XX

Commodoro Rivadavia n’entend plus rien, mais à mille kilomètres de là, vingt minutes plus tard, Bahia Blanca capte un second message :

« Descendons. Entrons dans les nuages… »

Puis ces deux mots d’un texte obscur apparurent dans le poste de Trelew :

« … rien voir… »

Les ondes courtes sont ainsi. On les capte là, mais ici on demeure sourd. Puis, sans raison, tout change. Cet équipage, dont la position est inconnue, se manifeste déjà aux vivants, hors de l’espace, hors du temps, et sur les feuilles blanches des postes radio ce sont déjà des fantômes qui écrivent.

L’essence est-elle épuisée, ou le pilote joue-t-il, avant la panne, sa dernière carte : retrouver le sol sans l’emboutir ?

La voix de Buenos Aires ordonne à Trelew :

« Demandez-le-lui. »

Le poste d’écoute T.S.F. ressemble à un laboratoire : nickels, cuivre et manomètres, réseau de conducteurs. Les opérateurs de veille, en blouse blanche, silencieux, semblent courbés sur une simple expérience.

De leurs doigts délicats ils touchent les instruments, ils explorent le ciel magnétique, sourciers qui cherchent la veine d’or.

— On ne répond pas ?

— On ne répond pas.

Ils vont peut-être accrocher cette note qui serait un signe de vie. Si l’avion et ses feux de bord remontent parmi les étoiles, ils vont peut-être entendre chanter cette étoile…

Les secondes s’écoulent. Elles s’écoulent vraiment comme du sang. Le vol dure-t-il encore ? Chaque seconde emporte une chance. Et voilà que le temps qui s’écoule semble détruire. Comme, en vingt siècles, il touche un temple, fait son chemin dans le granit et répand le temple en poussière, voilà que des siècles d’usure se ramassent dans chaque seconde et menacent un équipage.

Chaque seconde emporte quelque chose.

Cette voix de Fabien, ce rire de Fabien, ce sourire. Le silence gagne du terrain. Un silence de plus en plus lourd, qui s’établit sur cet équipage comme le poids d’une mer.

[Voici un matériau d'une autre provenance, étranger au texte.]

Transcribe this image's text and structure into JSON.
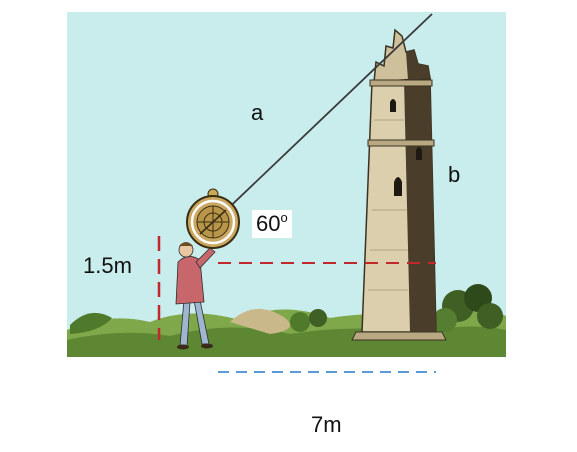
{
  "labels": {
    "hypotenuse": "a",
    "tower_height": "b",
    "angle_value": "60",
    "angle_unit": "o",
    "observer_height": "1.5m",
    "base_distance": "7m"
  },
  "colors": {
    "sky": "#c9ecec",
    "ground": "#6f9a3e",
    "tower": "#d8ccae",
    "tower_shadow": "#3a3222",
    "sight_line": "#3a3a3a",
    "horizontal_dashed": "#c0282b",
    "observer_height_dashed": "#c0282b",
    "base_dashed": "#5b9bd5"
  },
  "icons": {
    "observer": "person-with-astrolabe-icon",
    "tower": "stone-tower-icon"
  }
}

Alors quelqu’un remarque :

— Une heure quarante. Dernière limite de l’essence : il est impossible qu’ils volent encore.

Et la paix se fait.

Quelque chose d’amer et de fade remonte aux lèvres comme aux fins de voyage. Quelque chose s’est accompli dont on ne sait rien, quelque chose d’un peu écœurant. Et parmi tous ces nickels et ces artères de cuivre, on ressent la tristesse même qui règne sur les usines ruinées. Tout ce matériel semble pesant, inutile, désaffecté : un poids de branches mortes.

Il n’y a plus qu’à attendre le jour.

Dans quelques heures émergera au jour l’Argentine entière, et ces hommes demeurent là, comme sur une grève, en face du filet que l’on tire, que l’on tire lentement, et dont on ne sait pas ce qu’il va contenir.

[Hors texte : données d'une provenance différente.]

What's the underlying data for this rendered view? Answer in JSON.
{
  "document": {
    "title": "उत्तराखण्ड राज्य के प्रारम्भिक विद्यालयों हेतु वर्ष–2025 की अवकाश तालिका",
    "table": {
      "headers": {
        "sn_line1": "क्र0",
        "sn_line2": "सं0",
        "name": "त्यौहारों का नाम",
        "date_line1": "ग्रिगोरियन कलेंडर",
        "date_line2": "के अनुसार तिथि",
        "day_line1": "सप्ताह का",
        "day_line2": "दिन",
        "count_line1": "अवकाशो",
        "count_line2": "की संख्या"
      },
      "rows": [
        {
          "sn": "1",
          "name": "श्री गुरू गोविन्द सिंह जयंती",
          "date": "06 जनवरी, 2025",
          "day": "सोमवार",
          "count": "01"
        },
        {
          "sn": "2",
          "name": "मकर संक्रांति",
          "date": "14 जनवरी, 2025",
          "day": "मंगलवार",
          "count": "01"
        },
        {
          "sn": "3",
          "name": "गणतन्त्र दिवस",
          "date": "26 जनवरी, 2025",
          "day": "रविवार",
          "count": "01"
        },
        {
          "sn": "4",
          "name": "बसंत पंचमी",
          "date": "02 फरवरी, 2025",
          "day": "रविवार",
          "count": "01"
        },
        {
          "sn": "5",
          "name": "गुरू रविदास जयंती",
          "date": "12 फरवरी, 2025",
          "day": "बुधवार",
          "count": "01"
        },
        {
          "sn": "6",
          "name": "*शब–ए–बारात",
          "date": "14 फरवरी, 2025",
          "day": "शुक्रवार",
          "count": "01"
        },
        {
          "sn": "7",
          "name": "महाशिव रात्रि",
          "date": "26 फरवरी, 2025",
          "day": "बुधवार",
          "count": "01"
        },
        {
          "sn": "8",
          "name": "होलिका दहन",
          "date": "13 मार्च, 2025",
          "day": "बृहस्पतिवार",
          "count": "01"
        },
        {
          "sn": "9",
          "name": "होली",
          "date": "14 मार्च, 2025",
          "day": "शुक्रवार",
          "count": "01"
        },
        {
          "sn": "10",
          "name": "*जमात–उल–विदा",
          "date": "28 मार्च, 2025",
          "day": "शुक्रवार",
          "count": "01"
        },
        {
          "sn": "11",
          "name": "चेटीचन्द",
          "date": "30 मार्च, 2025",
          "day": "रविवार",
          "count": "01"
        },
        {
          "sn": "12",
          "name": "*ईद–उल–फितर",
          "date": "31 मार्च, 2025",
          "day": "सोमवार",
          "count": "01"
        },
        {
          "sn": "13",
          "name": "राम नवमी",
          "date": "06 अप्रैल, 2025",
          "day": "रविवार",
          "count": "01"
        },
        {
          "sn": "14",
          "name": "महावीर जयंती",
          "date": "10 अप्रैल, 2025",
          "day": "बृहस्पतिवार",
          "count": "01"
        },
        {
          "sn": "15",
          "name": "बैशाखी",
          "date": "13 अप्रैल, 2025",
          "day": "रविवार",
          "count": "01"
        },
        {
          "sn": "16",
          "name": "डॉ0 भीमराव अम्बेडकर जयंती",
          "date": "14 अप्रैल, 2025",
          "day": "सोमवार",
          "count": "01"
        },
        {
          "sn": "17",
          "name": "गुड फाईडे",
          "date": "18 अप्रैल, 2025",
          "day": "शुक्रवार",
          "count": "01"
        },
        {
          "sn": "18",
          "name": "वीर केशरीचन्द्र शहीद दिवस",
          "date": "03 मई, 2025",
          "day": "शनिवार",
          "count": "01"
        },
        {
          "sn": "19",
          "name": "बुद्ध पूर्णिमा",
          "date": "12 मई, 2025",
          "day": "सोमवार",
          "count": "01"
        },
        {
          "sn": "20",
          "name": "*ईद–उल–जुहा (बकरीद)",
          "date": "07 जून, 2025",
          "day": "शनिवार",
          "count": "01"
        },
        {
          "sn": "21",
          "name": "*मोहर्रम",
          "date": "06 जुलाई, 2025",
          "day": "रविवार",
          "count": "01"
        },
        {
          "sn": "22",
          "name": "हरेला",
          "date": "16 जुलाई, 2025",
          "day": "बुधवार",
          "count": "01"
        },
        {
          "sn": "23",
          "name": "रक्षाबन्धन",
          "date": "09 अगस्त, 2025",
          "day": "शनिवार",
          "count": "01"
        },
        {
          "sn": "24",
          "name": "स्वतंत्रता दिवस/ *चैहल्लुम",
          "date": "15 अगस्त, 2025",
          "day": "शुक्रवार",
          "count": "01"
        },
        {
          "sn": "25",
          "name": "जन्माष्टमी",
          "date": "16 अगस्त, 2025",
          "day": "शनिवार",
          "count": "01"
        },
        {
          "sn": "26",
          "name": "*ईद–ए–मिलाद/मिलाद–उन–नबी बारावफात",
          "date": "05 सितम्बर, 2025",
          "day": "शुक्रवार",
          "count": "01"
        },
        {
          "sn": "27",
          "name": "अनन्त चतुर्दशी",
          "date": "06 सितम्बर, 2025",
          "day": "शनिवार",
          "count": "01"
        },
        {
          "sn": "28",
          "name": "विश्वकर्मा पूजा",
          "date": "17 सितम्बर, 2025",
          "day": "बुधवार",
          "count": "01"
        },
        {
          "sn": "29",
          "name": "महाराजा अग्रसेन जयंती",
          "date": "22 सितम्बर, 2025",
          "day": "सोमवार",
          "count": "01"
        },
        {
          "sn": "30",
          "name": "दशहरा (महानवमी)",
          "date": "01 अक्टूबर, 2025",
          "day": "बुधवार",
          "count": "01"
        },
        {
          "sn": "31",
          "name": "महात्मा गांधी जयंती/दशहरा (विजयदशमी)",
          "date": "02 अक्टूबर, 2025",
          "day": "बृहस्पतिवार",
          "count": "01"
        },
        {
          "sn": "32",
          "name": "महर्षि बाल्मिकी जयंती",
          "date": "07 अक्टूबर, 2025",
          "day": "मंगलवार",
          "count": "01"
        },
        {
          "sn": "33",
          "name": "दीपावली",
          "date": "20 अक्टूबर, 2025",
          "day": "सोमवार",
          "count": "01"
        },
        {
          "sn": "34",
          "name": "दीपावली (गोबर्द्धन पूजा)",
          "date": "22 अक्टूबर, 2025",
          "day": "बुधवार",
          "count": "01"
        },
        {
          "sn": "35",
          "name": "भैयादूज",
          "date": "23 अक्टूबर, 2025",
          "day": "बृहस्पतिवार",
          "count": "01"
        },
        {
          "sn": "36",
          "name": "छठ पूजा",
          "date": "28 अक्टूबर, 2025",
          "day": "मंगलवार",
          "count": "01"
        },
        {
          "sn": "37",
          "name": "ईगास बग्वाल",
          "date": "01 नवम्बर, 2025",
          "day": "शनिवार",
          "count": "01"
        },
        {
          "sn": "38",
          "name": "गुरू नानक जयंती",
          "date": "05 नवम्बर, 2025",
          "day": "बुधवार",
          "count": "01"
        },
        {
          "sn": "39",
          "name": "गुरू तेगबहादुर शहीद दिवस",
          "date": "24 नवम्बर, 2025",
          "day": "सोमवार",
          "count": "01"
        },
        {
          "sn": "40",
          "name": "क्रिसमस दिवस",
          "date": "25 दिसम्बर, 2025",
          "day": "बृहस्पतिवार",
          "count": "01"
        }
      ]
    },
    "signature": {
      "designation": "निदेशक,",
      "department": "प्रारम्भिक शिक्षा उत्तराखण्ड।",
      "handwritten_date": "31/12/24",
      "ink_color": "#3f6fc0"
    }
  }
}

Rivière, dans son bureau, éprouve cette détente que seuls permettent les grands désastres, quand la fatalité délivre l’homme. Il a fait alerter la police de toute une province. Il ne peut plus rien, il faut attendre.

Mais l’ordre doit régner même dans la maison des morts. Rivière fait signe à Robineau :

— Télégramme pour les escales Nord : « Prévoyons retard important du courrier de Patagonie. Pour ne pas retarder trop courrier d’Europe, bloquerons courrier de Patagonie avec le courrier d’Europe suivant. »

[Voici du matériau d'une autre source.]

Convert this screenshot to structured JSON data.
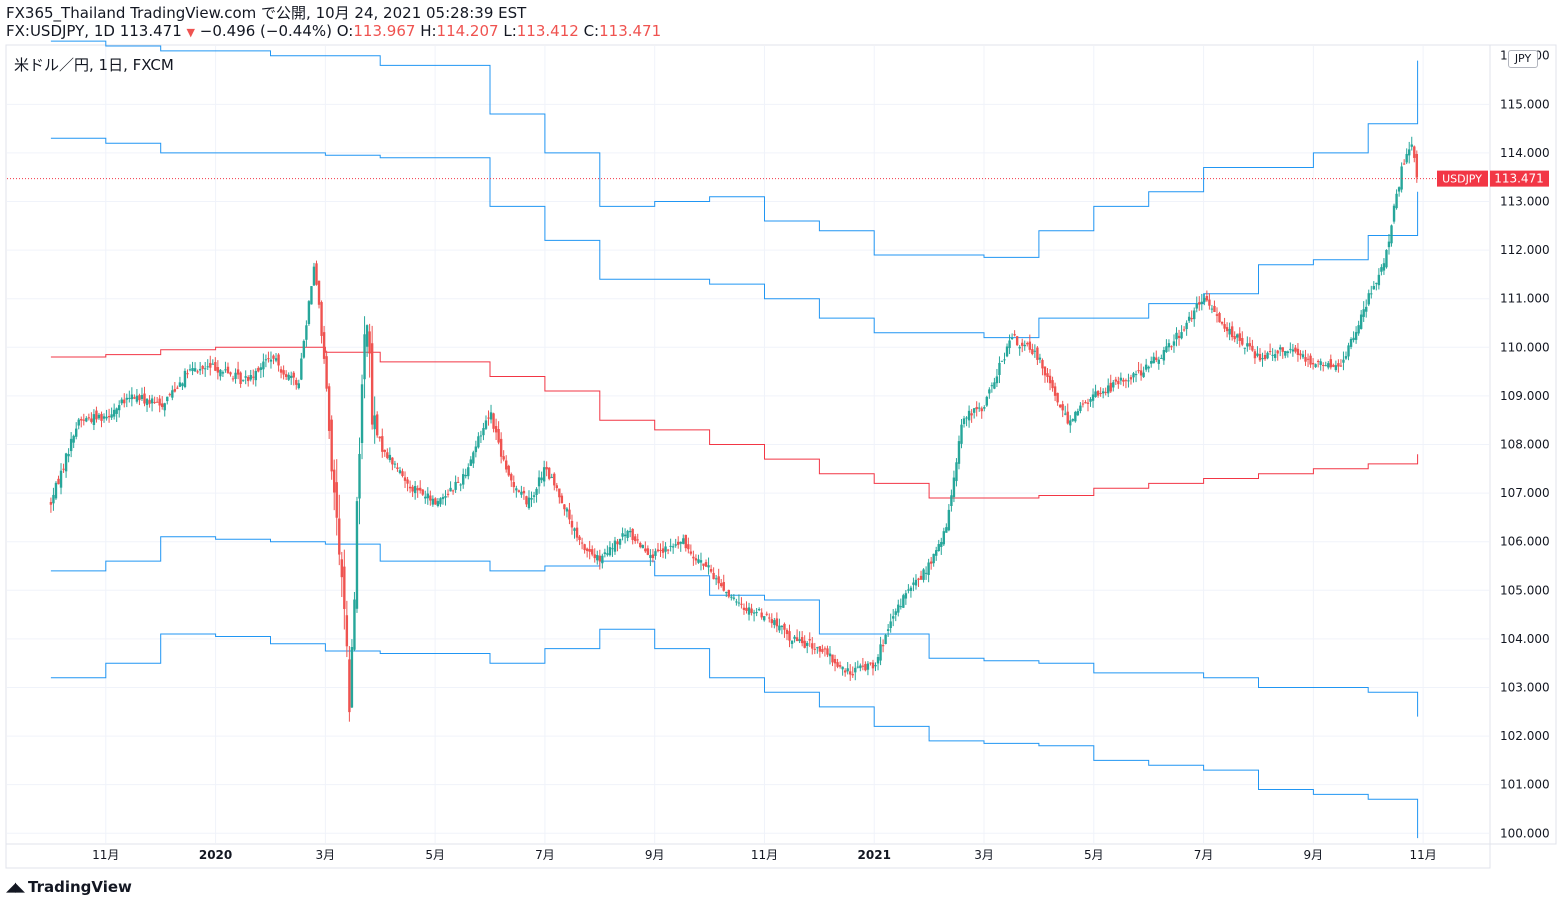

Il se plie un peu en avant. Mais il fait un effort et se souvient de quelque chose, c’était grave. Ah ! oui. Et pour ne pas l’oublier :

— Robineau.

— Monsieur Rivière ?

— Vous rédigerez une note. Interdiction aux pilotes de dépasser dix-neuf cents tours : on me massacre les moteurs.

— Bien, monsieur Rivière.

Rivière se plie un peu plus. Il a besoin, avant tout, de solitude :

— Allez, Robineau. Allez, mon vieux…

Et Robineau s’effraie de cette égalité devant des ombres.